The prospect for Scottish meat production is “far from rosy” unless there is intervention to boost livestock supply, the president of the Scottish Association of Meat Wholesalers (SAMW) has warned MPs.

In a letter to Scottish Secretary Michael Moore, SAMW president Alan McNaughton said there was widespread concern in rural communities over the potential effect of CAP reform in Scotland and that action needed to be taken.

He said: “Without the right interventions at the right times, the prospect is very far from rosy. A ‘no change’ scenario will, at best, show some very small sign of recovery two years from now. However, this would be more than offset by the year-on-year decline in heifer numbers over the same period. This is precisely why we believe strongly that new support measures for calf production and, possibly, lamb production are absolutely crucial to the future of one of Scotland’s finest and most important industries and the communities which depend on it.

SAMW and Quality Meat Scotland are undertaking deep analysis of the current livestock supply situation and what it illustrates for future prospects.

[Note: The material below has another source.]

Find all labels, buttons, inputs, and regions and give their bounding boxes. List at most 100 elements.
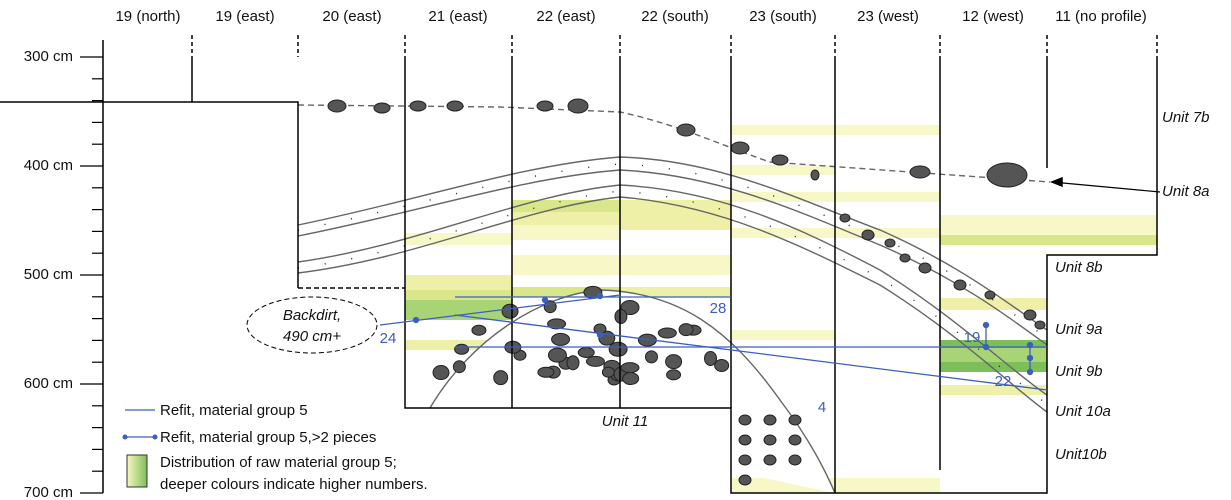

McNaughton urged the minister to “act in the best interests of Scottish agriculture”, arguing that the nation must be treated differently from the rest of the UK in the forthcoming discussions over CAP due to its different agricultural make-up.

He pointed out that:
• 85% of Scotland is categorised as a Less Favoured Area (LFA), compared to 16% in and 81% in Wales;
• Grassland and rough grazing forms 79% of the Scottish agricultural land, opposed to an overall UK figure of 61%;
• Scotland has a higher proportion of beef breeding cows compared to dairy. Beef breeds account for 72% of the breeding herd in Scotland compared to 40% in England or 46% in Wales;
• The proportion of calves sired by a beef bull in Scotland is 83%, compared to 63% in England or 66% in Wales;
• The percentage of total agricultural output in Scotland from beef production is 24% and from sheep production is 10%. In the UK 14% is from beef and 6% from sheep;
• The average suckler herd in Scotland is 49 cows and the average ewe flock is 262 ewes. In the UK the average is 27 cows and 215 ewes;
• The average Pillar 1 payment in Scotland is €130 per hectare compared with a €229 average in the rest of the UK and an EU average of €268. In each case the Scottish figure is only 48% of that received elsewhere in Europe.

McNaughton acknowledged that coupled payments for Scottish beef calves exist under the Scottish Beef Calf Scheme, but pointed out that current payments account for less than 1% of the available UK budget for coupled payments.

He said: “To continue to suggest that traditional market conditions will deliver sustainable food production in the vulnerable regions of the UK is naive to say the least. I cannot emphasise enough how important it is to ensure that Scotland’s needs are met in the forthcoming EU negotiations.”

The letter was copied to Defra Minister Owen Paterson, Scottish MEP George Lyon, and Scottish Minister for Rural Affairs and the Environment Richard Lochhead.